26. The applicant stated that the costs imposed on him in respect of the two sets of proceedings (see paragraphs 5-11 above) had totalled EUR 3,000 (see paragraph 13 above). The applicant has not provided an itemised breakdown of those costs; however, on the basis of the material before it, it would appear that the amounts he was ordered to pay came to approximately EUR 2,500. Be that as it may, even assuming that the higher figure alleged by the applicant is correct, the conclusion reached below remains unaffected.

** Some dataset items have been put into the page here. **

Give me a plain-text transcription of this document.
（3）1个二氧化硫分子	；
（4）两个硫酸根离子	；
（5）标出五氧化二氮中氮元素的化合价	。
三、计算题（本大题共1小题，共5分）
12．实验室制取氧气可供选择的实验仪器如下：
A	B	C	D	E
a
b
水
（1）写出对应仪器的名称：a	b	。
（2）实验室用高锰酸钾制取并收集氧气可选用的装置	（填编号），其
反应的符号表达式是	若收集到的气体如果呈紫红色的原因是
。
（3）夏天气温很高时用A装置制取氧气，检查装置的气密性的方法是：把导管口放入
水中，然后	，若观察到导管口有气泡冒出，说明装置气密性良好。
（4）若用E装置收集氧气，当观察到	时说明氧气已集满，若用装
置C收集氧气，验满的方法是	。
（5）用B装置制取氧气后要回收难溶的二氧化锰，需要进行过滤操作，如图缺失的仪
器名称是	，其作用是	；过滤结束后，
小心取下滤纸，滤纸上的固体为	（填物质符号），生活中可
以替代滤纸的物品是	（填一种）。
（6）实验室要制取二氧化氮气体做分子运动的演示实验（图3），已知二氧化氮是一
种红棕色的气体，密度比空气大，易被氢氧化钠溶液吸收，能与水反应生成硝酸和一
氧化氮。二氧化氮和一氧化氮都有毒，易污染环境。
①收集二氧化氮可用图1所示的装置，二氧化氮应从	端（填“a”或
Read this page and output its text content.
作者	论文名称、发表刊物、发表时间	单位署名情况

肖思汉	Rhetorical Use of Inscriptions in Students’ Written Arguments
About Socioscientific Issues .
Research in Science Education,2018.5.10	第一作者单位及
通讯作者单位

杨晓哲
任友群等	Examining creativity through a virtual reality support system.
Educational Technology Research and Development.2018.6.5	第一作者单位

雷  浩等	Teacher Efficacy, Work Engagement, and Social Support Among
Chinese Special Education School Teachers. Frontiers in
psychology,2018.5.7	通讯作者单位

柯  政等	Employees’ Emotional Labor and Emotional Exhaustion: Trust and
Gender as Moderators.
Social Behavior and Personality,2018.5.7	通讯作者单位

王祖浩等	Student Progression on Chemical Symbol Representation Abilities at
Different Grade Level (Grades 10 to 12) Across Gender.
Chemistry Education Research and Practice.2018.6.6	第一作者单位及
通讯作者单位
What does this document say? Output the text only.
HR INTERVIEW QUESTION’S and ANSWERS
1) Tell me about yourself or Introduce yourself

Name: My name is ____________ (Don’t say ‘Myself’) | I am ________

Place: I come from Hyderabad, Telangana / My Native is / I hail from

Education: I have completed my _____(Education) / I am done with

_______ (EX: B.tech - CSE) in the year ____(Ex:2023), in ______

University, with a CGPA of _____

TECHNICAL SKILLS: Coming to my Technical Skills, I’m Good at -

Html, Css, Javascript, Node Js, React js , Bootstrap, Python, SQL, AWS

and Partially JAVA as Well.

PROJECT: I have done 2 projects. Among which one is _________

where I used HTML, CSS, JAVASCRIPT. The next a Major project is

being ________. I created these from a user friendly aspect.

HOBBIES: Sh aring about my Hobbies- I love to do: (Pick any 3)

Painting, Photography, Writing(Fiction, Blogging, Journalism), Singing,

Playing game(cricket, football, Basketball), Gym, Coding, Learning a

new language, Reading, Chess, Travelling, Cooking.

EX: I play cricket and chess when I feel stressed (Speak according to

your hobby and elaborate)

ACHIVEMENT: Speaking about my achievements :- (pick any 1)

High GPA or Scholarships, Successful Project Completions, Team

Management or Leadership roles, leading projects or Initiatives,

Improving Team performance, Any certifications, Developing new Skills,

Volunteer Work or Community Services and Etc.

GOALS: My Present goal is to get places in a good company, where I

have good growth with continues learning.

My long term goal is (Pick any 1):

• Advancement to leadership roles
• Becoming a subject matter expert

27. The Court observes that the applicant was ordered to pay the legal costs in question pursuant to Article 453 of the Code of Civil Procedure (“the CCP”), which enshrines the “loser pays” rule (see Cindrić and Bešlić v. Croatia, no. 72152/13, § 119, 6 September 2016), and which pursues the legitimate aims of ensuring the proper administration of justice and discouraging ill‑founded litigation and excessive costs (see Marić v. Croatia (dec.), no. 37333/17, § 52, 3 December 2020).
28. As to the outcome of the two sets of proceedings, both were dismissed as ill‑founded (see paragraphs 6-11 above). In assessing their prospects of success, the Court notes that the applicant never disputed that the garage had been built on public land or that it had been built without a permit; his sole argument was that he had not personally built it (see paragraph 8 above). However, under Article 33 of Law no. 50/1991, such considerations are irrelevant where the demolition of property on public land is at stake. The proceedings thus lacked any reasonable prospect of success (compare Marić, cited above, § 58; contrast Cindrić and Bešlić, cited above, § 107), and the applicant and his lawyer, who represented him throughout, should have taken stock of the law and of the strength of the applicant’s case when deciding what legal avenues to pursue. Furthermore, the Court cannot overlook the fact that the applicant further increased the costs incurred before the domestic courts by lodging an extraordinary appeal, which was also dismissed by the Court of Appeal (see paragraph 7 above).
29. It is not disputed that the applicant has a modest pension (see paragraph 2 above). However, there is no evidence before the Court that the order to pay the costs caused him undue hardship. Furthermore, in one set of proceedings (see paragraph 10 above), the District Court used its discretion to halve the costs on the grounds that they were disproportionate, given the case’s relative simplicity.
30. Having regard to the above, the Court finds that ordering the applicant to bear the costs of the mayor’s representation in the various proceedings in question did not amount to a disproportionate restriction on his right of access to a court.
31. The complaint is therefore manifestly ill-founded and must be rejected in accordance with Article 35 §§ 3 (a) and 4 of the Convention.
- Other complaints
32. The applicant also raised other complaints under Article 1 of Protocol No. 1 and Articles 6, 7 and 13 of the Convention. The Court considers that, in the light of all the material in its possession and in so far as the matters complained of are within its competence, these complaints either do not meet the admissibility criteria set out in Articles 34 and 35 of the Convention or do not disclose any appearance of a violation of the rights and freedoms enshrined in the Convention or the Protocols thereto.
33. It follows that the remaining complaints must be rejected in accordance with Article 35 § 4 of the Convention.
For these reasons, the Court, unanimously,
Declares the application inadmissible.
Done in English and notified in writing on 15 January 2026.